Community spirit to the fore in unprecedented weather

The floods of Anniversary Weekend and the ferocious gales and driving rain associated with Cyclone Gabrielle really knocked Franklin for six. 

Roads were closed, especially on the Āwhitu Peninsula, due to numerous landslides and slips; lines were down with thousands of people stranded without power; cropping and horticulture land was underwater and crops went to waste; and lots of families faced the unwanted task of having to clean up after floodwaters invaded their homes and damaged property and possessions.

Sadly, an Onewhero resident lost their life. Three other people were lucky to survive when the bach where they were staying fell 15 metres down the cliff at Orua Bay. Were it not for the fast-acting local emergency responders, plus some willing volunteers and residents, the outcome could have been much worse.

The Anniversary Weekend floods caught everyone out. No one expected the tremendous amount of rainfall that fell in such a short period of time. Low-lying areas, such as around Otaua, on the Puni Flats, and close to the Waikato River, suffered extensive flooding.

Sadly, an aged-care facility in Pukekohe was flooded out, and its vulnerable residents had to be evacuated by emergency services overnight. That event alone could have had fatal consequences.

It concerns me that Auckland Emergency Management failed to support the Franklin district following the January floods. While emergency evacuation centres were set up in west, south and north Auckland, there were none established here.

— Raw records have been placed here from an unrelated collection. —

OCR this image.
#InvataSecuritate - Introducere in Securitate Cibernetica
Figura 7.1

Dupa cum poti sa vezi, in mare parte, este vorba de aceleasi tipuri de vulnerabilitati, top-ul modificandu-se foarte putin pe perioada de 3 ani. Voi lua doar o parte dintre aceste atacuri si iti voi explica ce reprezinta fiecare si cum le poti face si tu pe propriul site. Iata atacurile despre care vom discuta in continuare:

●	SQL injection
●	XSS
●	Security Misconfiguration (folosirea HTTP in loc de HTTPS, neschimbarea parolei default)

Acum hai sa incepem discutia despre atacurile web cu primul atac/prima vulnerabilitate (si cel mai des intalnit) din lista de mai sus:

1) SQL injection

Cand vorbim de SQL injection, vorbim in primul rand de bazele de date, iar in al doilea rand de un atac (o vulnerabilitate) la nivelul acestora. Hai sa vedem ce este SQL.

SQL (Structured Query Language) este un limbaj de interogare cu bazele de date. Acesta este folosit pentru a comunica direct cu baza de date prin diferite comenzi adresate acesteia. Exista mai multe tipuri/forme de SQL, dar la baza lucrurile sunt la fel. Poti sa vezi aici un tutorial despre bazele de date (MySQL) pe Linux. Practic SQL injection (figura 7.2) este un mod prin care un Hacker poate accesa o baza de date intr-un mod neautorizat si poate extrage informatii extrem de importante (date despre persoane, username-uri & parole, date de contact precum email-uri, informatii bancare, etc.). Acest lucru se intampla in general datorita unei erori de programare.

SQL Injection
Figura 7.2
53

Likewise, the emergency alert issued as an SMS to people’s cellphones by Auckland Emergency Management was received by some in our region, but not others, which is very disappointing. This is an issue I will be raising with Mayor Wayne Brown in the future.

Thankfully, we were far more prepared for when Cyclone Gabrielle tore through, with numerous emergency alerts ahead of the storm, high wind and rain warnings from Metservice, and reminders from Civil Defence to be prepared.

Auckland had already extended its state of emergency, established after the Anniversary Weekend floods, and thanks to the efforts of local councillor Logan Soole, community hubs were promptly set up in Pukekohe and Waiuku. Tāhuna Pa Marae at Waiuku opened its doors to offer a safe, dry place to stay plus warm food, as did Te Kura Kaupapa O Te Puaha at Port Waikato.

I spent much of my time visiting affected residents and local businesses around Waiuku and on the Āwhitu Peninsula. I saw many people and local organisations who stepped up to help – from providing a bed for the night and a hot meal, to helping with the clean-up, to providing trucks and tractors to help move stock and clear rotting crops, from removing rubbish and other debris from our waterways and beaches, to cutting back fallen trees. These are our true local heroes.

Our emergency volunteer groups went out of their way to help, particularly the fire brigades, St John emergency services, and surf lifesaving groups, who worked tirelessly throughout the ordeal. These groups – mostly volunteers – selflessly took time away from their own families to help and support our wider community.

A shout-out also to the crews from Counties Energy who faced the extraordinarily difficult task of restoring power to thousands of affected properties in the fastest time possible.

It is easy to say that clearing drains, parks, waterways and beaches should be done by the council, but we all need to take responsibility for our wellbeing. Do your bit as best you can. Look out for and support one another. Our communities are so powerful when everyone pulls together.